La restructuration d'ING n'a pas d'effet sur son business

©Dieter Telemans

Commercialement, ça tourne pour la banque ING Belgique, qui ne souffre pas (du tout) de la restructuration monstre déclenchée il y a dix mois.

Même pas mal! Ce jeudi, en commentant les résultats financiers d’ING Belgique après six mois, Erik Van Den Eynden parlait de "satisfaction" et les chiffres lui donnent raison.

La banque a eu beau lancer une restructuration monstre en octobre dernier, synonyme de 3.150 emplois supprimés (un job sur trois), déclenchant un tollé rarement observé, les finances de la maison donnent à croire qu’il ne s’est rien passé.

La banque belge, filiale du groupe néerlandais qui a publié ses chiffres la veille mercredi, doit bien composer avec le tassement des revenus d’intérêt: -0,7% au 1er semestre 2017, par comparaison à la même période de 2016. Sur le seul 2e trimestre, la baisse est même de 4,5%. C’est là une tendance générale dans le secteur: la faiblesse persistante des taux d’intérêt met la marge sous pression. Elle est, par exemple, de 1,51% chez ING à l’échelle du groupe.

Chez ING Belgique, la hausse de l’activité de crédits (+ 7% au 1er semestre, sur un an, à 94,7 milliards d’euros) n’a pas permis de compenser totalement la faiblesse des taux. Par contre, les revenus de commissions et ceux tirés de marchés financiers sont en progression (de 7,6% et de 26% respectivement), ce qui explique que, globalement, les rentrées restent à la hausse chez ING Belgique (+ 2,7%) au premier semestre.

On notera tout de même que les dépôts confiés par la clientèle ont à peine progressé d’une année sur l’autre, à 98 milliards d’euros. "Oui, ils ont baissé de près de 5% du côté des entreprises parce que nous gérons activement les dépôts ‘wholesale’, mais ils ont augmenté de 3% chez les particuliers, ce qui est bon pour notre funding et notre liquidité", situe Erik Van Den Eynden.

Coûts en hausse

Par contre, les coûts de la maison ont nettement grimpé (+ 200 millions d’euros ou + 24%) au premier semestre.
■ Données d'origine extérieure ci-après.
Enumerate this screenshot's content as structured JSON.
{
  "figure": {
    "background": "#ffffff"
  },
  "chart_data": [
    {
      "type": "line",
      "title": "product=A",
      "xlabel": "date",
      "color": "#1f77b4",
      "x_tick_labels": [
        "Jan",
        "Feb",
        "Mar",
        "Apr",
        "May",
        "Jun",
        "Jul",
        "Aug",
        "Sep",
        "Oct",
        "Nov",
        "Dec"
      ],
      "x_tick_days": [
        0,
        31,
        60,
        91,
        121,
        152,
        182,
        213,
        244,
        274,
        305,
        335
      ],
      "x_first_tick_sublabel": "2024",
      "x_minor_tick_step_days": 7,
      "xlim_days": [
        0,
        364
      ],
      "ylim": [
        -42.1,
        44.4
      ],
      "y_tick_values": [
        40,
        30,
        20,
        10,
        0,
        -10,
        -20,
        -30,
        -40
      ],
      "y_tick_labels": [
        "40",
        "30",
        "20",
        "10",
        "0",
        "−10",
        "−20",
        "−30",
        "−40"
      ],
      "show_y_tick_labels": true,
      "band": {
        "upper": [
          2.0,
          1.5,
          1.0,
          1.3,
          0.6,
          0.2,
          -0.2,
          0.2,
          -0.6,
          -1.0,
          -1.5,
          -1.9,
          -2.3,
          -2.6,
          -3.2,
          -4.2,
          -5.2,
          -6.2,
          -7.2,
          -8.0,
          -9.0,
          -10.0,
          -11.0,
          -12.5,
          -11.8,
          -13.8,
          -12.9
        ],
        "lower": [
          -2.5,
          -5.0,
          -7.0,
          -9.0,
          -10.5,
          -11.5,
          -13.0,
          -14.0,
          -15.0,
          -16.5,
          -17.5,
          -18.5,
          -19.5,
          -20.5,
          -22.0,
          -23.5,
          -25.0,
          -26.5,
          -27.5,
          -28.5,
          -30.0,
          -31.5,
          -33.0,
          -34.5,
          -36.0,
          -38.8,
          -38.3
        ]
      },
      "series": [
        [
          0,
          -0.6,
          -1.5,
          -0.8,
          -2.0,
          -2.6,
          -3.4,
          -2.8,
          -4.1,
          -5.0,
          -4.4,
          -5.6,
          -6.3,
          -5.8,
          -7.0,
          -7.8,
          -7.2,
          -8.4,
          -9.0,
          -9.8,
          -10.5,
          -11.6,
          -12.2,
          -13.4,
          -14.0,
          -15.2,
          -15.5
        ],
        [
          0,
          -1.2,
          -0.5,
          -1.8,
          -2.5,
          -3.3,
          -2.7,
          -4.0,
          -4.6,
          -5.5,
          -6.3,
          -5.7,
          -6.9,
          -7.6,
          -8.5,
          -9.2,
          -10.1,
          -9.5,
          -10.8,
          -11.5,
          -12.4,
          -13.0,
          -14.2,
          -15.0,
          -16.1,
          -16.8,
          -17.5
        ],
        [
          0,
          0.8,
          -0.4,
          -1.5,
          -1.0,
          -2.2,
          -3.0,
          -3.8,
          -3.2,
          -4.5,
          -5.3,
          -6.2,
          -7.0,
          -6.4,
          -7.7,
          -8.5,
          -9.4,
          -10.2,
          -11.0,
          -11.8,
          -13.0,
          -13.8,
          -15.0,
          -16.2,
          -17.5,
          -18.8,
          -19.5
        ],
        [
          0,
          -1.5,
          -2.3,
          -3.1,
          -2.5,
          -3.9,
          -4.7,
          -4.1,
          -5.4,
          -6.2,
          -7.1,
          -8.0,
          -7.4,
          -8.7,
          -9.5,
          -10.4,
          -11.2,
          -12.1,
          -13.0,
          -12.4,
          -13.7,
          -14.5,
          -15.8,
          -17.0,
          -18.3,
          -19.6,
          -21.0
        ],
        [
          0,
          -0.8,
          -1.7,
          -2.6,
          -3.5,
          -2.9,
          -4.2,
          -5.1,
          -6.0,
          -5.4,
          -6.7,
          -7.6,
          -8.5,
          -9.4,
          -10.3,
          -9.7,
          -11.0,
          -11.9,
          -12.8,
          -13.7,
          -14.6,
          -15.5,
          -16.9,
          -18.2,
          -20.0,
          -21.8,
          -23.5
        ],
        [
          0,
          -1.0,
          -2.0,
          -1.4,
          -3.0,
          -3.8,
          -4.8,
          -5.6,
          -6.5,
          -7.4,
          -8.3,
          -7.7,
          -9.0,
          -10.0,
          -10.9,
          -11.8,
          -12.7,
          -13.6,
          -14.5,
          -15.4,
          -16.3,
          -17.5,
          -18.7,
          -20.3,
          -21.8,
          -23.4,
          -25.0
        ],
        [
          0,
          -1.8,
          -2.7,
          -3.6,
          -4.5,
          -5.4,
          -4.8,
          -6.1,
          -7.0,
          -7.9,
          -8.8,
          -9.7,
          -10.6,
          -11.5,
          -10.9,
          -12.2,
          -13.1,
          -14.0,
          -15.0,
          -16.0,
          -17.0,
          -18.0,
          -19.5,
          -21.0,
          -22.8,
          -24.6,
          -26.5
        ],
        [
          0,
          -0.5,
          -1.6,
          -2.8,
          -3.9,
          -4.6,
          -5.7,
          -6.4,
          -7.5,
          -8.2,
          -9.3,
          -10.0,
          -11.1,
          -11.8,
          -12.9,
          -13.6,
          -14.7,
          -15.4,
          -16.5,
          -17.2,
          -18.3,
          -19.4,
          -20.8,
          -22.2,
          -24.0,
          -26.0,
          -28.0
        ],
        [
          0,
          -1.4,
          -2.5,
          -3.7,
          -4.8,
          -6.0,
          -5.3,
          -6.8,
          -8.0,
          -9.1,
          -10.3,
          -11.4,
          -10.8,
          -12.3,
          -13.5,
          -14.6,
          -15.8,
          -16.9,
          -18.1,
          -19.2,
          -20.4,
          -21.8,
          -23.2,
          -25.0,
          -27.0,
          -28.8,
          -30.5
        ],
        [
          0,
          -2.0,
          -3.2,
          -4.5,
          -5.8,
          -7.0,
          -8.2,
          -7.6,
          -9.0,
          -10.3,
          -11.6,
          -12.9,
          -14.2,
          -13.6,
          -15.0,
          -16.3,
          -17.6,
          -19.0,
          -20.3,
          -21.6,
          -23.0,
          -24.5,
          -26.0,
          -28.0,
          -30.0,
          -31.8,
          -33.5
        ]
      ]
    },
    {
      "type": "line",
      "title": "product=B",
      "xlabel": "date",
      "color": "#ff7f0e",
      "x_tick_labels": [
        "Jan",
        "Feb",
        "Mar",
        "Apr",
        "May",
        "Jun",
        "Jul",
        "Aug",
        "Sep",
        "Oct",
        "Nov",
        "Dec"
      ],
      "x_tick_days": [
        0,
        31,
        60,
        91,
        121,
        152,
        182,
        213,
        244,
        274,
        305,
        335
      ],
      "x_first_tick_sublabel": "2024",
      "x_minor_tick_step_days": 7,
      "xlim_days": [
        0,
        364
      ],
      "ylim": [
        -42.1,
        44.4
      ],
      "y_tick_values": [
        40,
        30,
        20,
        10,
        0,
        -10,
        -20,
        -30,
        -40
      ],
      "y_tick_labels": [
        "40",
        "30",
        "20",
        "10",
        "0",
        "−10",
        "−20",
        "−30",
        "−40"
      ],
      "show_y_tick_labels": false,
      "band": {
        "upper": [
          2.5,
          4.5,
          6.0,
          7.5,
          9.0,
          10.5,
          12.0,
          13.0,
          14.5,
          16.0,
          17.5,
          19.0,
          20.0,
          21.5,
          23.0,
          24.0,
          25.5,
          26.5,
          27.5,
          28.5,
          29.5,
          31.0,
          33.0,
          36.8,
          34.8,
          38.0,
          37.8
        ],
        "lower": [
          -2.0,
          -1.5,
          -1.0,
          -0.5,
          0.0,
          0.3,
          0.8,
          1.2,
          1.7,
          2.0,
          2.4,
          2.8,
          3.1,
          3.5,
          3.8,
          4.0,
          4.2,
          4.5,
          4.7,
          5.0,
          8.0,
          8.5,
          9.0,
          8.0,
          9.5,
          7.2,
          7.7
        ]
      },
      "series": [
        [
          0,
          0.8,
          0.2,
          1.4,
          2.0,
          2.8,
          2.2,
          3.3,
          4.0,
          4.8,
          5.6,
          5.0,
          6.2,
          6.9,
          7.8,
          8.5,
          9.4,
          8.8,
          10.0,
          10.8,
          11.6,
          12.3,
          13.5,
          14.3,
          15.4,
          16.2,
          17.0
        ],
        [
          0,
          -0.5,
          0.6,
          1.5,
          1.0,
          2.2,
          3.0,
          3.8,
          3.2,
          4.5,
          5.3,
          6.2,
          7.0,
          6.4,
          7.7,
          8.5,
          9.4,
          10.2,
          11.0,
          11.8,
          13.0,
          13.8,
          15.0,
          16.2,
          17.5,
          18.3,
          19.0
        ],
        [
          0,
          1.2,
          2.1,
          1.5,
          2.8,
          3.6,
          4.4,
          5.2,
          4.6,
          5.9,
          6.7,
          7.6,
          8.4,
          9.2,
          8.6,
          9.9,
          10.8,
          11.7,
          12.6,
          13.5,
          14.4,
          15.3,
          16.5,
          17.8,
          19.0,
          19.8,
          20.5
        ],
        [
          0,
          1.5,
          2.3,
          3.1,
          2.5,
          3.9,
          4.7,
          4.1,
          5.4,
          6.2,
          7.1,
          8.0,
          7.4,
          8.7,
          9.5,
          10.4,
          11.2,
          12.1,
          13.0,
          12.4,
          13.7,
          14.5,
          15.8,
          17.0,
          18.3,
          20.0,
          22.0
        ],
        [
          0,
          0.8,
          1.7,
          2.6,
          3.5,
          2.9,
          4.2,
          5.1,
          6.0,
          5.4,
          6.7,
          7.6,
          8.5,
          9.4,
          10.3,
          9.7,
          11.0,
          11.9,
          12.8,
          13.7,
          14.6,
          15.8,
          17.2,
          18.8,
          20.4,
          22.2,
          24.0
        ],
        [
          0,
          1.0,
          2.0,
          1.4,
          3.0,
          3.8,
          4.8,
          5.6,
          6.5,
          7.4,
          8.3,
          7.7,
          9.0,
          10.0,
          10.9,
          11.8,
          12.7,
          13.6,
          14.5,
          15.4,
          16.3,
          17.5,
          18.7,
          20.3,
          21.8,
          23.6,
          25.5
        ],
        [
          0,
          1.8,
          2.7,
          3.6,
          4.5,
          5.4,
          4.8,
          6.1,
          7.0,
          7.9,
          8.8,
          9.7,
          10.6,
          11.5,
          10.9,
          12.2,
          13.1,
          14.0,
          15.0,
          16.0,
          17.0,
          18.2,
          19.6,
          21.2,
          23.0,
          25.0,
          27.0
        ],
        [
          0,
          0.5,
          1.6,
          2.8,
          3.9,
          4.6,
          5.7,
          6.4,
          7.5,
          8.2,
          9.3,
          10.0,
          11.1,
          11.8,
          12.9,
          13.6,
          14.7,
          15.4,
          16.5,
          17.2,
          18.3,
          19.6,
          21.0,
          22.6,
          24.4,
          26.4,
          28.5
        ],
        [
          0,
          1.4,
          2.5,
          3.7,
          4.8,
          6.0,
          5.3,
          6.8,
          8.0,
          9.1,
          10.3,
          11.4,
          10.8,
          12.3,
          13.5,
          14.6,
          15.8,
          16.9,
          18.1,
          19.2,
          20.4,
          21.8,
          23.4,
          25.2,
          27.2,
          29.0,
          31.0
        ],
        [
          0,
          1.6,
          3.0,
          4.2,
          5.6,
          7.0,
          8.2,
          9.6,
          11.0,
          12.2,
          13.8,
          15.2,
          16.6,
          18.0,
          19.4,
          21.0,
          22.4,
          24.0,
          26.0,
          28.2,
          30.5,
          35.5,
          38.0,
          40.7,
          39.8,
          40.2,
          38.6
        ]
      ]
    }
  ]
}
Deux grandes explications: primo, un litige déclenché par un particulier au Luxembourg (la filiale grand-ducale est reprise dans les comptes d’ING Belgique) a entraîné une grosse provision; deuzio, la banque a commencé à amplifier ses investissements dans sa transformation numérique.

Elle veut mettre le paquet sur le digital et cofinance avec ING Nederland sa migration sur une plateforme IT commune aux deux pays. Cela commence à se voir dans les chiffres même si la banque ne veut pas préciser les montants à charge de la Belgique. On se contentera du budget global déjà annoncé, soit 800 millions d’euros pour les deux pays d’ici 2021.

Ce sont ces coûts accrus qui expliquent la baisse de 27% du bénéfice semestriel net à 297 millions d’euros.

Mais, commercialement, on ne peut pas dire qu’ING souffre du tsunami social que la maison a déclenché il y a dix mois. "Depuis octobre, les clients ne nous ont pas tourné le dos, au contraire, on est bien dans le jeu, affirme Erik Van Den Eynden. Il faut être honnête, cela tient aussi au fait que l’économie belge se porte bien et que les gens investissent mais on fait ce que l’on doit faire. Le magasin est ouvert et les clients y entrent comme avant."

Été intense

Voilà pour les finances. En interne, l’été n’est pas du tout relax puisque c’est depuis juin que se déroulent les entretiens d’évaluation que doit passer une première vague de 2.000 employés actifs dans des départements touchés par la restructuration. Puisque l’organisation est revue de fond en comble, que beaucoup de fonctions disparaissent alors que d’autres se créent, ils doivent postuler pour un nouveau job. Ils sauront fin septembre s’ils sont retenus (ce sera le cas pour 1.800 d’entre eux) ou pas.

C’est aussi fin septembre que les 1.500 employés de 55 ans et plus, auxquels la banque propose un départ anticipé, doivent se décider. Les mois qui viennent vont encore être très intenses chez ING.